Alors, si ce n'est pas assez clair pour vous, voilà ce que je vous propose: une Histoire Collective. Cela faisait longtemps que j'y pensais. J'ose espérer qu'au moins deux personnes auront assez pitié de moi pour tenter le coup (ce qui permettrait en plus de justifier le nom de ce post, parce qu'à trois, oui, c'est collectif!). Quoiqu'il en soit, je vous confie le soin de ce cher Hector. Les idées farfelues et tordues sont plus que bienvenues. Surprenons-nous, surprenez-moi. J'ose me reposer sur vous de mon absence d'inspiration (provisoire...).


J'espère ne pas avoir à faire de menaces pour que vous vous jetiez à l'eau (noooooooooon, Aurélie! Cesse de nous abreuver de posts super-trop-méga-longs et radoteurs!...).
Postez la suite dans les commentaires! (je pourrai l'ajouter ensuite au corps du post...).

***

La nuit était enfin tombée.

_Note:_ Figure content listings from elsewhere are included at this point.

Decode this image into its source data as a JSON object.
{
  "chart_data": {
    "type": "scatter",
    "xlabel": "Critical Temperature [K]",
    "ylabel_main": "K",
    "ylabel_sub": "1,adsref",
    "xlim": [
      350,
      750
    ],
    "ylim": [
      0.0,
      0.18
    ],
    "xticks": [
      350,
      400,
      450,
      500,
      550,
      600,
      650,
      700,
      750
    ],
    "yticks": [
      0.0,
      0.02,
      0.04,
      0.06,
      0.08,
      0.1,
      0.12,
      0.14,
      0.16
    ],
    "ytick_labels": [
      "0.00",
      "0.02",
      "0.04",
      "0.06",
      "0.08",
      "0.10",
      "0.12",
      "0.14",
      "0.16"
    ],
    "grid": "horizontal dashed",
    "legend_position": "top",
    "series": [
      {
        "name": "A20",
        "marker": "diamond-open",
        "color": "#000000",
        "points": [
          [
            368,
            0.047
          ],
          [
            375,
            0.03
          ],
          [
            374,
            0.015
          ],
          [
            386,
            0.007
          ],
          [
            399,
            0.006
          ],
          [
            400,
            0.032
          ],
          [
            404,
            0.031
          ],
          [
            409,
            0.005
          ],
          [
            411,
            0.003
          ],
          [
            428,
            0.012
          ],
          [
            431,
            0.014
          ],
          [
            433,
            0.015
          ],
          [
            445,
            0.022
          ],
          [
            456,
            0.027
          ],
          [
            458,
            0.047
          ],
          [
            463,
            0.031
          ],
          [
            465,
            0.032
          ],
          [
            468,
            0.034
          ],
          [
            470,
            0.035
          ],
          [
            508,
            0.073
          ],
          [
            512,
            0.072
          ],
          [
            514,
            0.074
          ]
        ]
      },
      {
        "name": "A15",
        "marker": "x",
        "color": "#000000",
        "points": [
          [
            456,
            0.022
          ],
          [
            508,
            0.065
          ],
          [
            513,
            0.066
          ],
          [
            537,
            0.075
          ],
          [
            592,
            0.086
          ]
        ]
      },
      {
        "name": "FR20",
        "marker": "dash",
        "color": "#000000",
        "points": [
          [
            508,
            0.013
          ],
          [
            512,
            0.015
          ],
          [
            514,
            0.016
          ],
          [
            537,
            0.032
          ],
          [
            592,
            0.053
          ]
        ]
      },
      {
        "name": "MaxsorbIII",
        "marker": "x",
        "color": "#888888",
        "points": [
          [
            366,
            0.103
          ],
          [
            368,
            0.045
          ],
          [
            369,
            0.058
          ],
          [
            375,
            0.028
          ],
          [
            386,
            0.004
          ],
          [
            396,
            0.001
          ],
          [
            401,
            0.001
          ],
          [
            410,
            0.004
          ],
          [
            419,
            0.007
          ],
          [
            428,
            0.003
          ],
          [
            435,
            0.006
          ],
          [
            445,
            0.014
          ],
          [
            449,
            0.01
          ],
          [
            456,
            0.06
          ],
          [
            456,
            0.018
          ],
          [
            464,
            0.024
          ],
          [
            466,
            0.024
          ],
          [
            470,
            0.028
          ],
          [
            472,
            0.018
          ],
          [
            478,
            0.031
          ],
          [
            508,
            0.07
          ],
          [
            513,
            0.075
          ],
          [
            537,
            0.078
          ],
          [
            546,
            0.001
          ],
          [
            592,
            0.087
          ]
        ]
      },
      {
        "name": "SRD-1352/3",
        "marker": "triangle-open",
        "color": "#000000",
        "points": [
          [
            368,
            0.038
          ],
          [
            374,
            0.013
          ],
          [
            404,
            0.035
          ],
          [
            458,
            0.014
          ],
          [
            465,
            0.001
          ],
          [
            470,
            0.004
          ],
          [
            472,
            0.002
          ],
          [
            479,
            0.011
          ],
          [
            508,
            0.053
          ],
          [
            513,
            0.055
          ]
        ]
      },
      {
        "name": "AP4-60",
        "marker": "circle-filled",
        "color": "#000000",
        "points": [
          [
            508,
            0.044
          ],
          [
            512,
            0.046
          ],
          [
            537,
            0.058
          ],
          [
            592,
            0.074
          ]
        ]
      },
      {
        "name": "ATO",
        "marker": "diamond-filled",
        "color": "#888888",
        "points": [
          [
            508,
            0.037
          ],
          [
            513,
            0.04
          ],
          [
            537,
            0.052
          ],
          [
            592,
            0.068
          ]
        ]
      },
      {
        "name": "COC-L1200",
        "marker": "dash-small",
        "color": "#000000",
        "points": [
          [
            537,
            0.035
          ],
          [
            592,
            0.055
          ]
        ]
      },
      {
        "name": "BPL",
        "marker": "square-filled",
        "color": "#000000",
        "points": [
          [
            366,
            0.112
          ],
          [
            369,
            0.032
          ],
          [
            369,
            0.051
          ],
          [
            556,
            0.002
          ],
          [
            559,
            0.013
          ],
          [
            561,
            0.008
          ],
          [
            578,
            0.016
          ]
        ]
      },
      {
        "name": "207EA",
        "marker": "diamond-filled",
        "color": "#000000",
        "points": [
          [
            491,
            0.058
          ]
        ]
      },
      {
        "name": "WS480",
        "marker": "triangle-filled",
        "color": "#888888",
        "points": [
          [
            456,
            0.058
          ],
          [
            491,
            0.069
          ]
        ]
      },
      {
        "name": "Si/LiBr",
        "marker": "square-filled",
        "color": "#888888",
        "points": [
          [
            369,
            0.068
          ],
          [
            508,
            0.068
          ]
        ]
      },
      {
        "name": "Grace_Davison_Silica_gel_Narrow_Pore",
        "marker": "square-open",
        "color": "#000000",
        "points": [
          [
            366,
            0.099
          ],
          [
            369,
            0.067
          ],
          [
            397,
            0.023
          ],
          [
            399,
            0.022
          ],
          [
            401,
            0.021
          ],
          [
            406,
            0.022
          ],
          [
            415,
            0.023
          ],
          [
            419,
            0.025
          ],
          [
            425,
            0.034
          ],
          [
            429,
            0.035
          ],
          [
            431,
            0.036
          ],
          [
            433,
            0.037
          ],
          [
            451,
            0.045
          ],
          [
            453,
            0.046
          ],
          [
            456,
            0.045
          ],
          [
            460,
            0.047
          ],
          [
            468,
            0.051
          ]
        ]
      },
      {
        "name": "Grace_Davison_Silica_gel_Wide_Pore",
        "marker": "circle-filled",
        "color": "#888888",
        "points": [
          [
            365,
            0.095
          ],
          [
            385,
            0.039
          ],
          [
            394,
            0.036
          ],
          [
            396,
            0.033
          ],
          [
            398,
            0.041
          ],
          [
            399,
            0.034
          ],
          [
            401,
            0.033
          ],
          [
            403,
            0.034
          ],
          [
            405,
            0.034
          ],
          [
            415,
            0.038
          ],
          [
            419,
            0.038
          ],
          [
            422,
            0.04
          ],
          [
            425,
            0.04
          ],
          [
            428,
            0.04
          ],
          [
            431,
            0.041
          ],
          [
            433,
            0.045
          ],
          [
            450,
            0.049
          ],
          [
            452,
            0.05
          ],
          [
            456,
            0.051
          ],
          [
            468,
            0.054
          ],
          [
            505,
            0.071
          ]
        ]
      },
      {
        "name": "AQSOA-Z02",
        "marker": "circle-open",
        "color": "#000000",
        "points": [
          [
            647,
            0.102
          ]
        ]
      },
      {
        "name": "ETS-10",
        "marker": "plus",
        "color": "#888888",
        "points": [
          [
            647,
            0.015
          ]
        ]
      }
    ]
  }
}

Hector n'en pouvait plus d'attendre. Il était resté cramponné aux rideaux grisâtres que des trous rendaient miséreux en plus d'être de mauvais goût, guettant sans répit les traces de clarté que le crépuscule ne pouvait s'empêcher de laisser derrière lui. Il haïssait ce soleil qui, même à la nuit tombée, refusait à la nuit le droit de jouir des heures pleines du clair de lune, et qui trainaillait trop souvent, sous formes de frisottis de nuages rouges et roses, et cachait les étoiles peureuses.

Maintenant
que seules les dentelles de la lune paraient l'ombre nocturne, il allait sortir. Hector pris sa vieille cape de cuir à laquelle pendaient des cordons dorés et effilochés et sortit d'un pas décidé. Il parcourut des rues familières, mais bien différentes la nuit de celles sur lesquelles glissait son regard tout le jour durant, lorsqu'il traînait à la fenêtre. Maintenant, leurs méandres étaient moins chastes, ils adoptaient des poses lascives. L’opacité marbrait leurs trottoirs comme la peau blanche d'une vierge sous l'empreinte d'une main avide de posséder. Hector sentait l'excitation de ses périples interdis le reprendre. Il n'avait pas l'épée battant au côté dans son fourreau d'acier, ni le heaume luisant des preux de jadis; il n'avait que ses yeux couleur rubis, qui pouvaient tout voir, et sa plume taillée, prête à être trempée dans l'encre du ciel de plomb pour déposer sur les parchemins de l'histoire les secrets dont on l'avait trop longtemps privée.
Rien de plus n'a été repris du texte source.